UN Warns Of Mutant Bird Flu

In Asia, Diseases & Mutations, News Headlines, Scientific Reports

The United Nations has warned of a possible major resurgence of the deadly bird flu virus and the spread of a mutant strain in Asia and elsewhere.

The UN’s Food and Agriculture Organisation (FAO) says authorities need to undertake increased surveillance and be on the alert for a potential outbreak of the H5N1 virus.

But it says that at present there is no cause for alarm.

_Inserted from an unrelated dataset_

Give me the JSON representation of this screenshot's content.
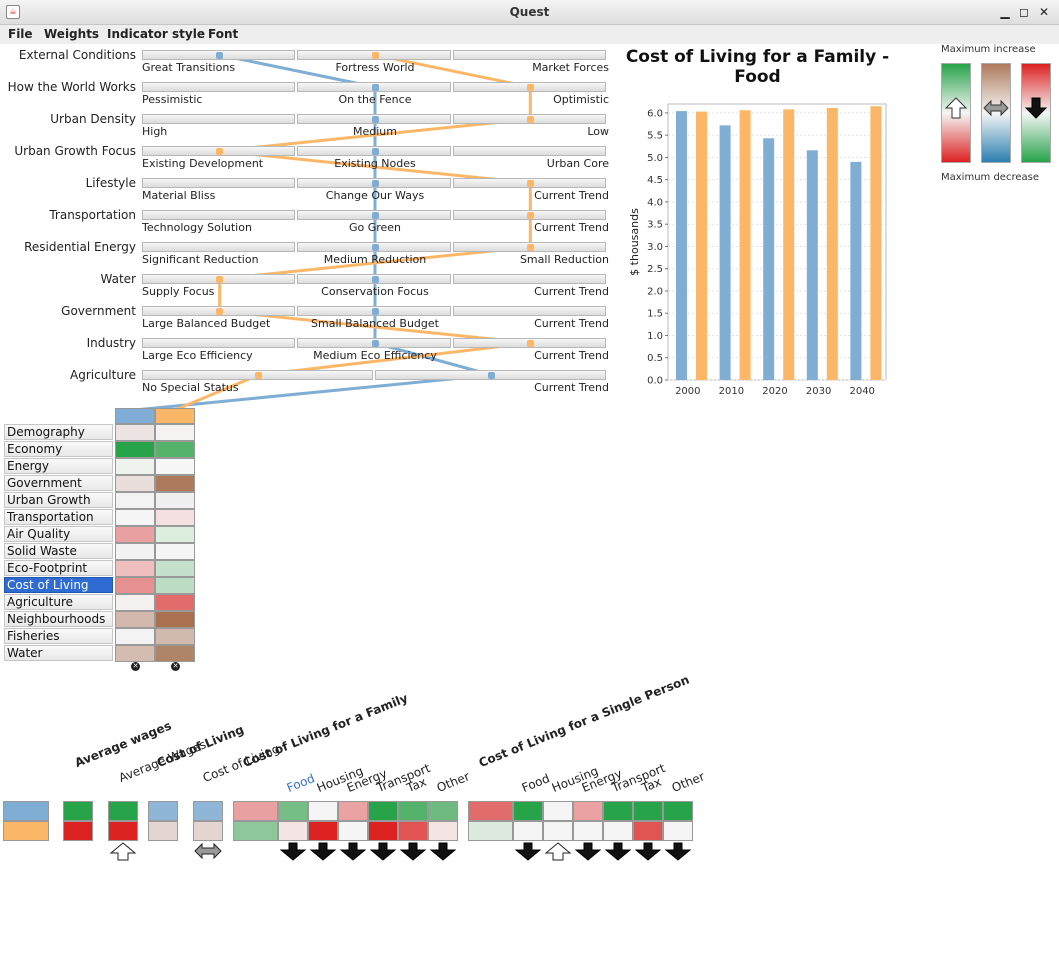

The virus has remained entrenched in Bangladesh, China, Egypt, India, Indonesia and Vietnam, and the UN is concerned it could spread to Cambodia, Thailand and Malaysia, as well as the Korean peninsula and Japan.

It said recently affected areas included Israel, the Palestinian Territories, Bulgaria, Romania, Nepal and Mongolia.

FAO senior animal health officer Jan Slingenbergh says the virus is going strong in chicken-to-chicken transmission, but wild birds are also a carrier, with the capability of spreading the virus further than domestic birds.

“We are moving into fall [autumn] in the northern hemisphere and because of that we expect an increased flare up mainly because of migratory bird-affected viruses in the areas stretching from eastern Asia all the way to Siberia and the Arabian Peninsula and perhaps the Black Sea basin,” he said.

The latest human death occurred earlier this month in Cambodia, which has registered eight cases of human infection this year, all of them fatal, the agency added.

The UN says H5N1 has infected 565 people since it first appeared in 2003, killing 331 of them.

The virus was eliminated from most of the 63 countries infected at its peak in 2006 after mass poultry culling, but since 2008 it has been spreading in both poultry and wild birds, the FAO said.

“The general departure from the progressive decline observed in 2004-2008 could mean that there will be a flare-up of H5N1 this fall and winter,” FAO chief veterinary officer Juan Lubroth said.

He said the appearance of a variant strain of the virus in China and Vietnam was a concern, because it appeared to be able to sidestep the defences of existing vaccines.

“Wild birds may introduce the virus, but people’s actions in poultry production and marketing spread it,” Dr Lubroth said.

“Preparedness and surveillance remain essential … no-one can let their guard down with H5N1.”

But at this stage Mr Slingenbergh says public health authorities do not need to be unduly concerned that new forms of the virus are about to start spilling over into humans.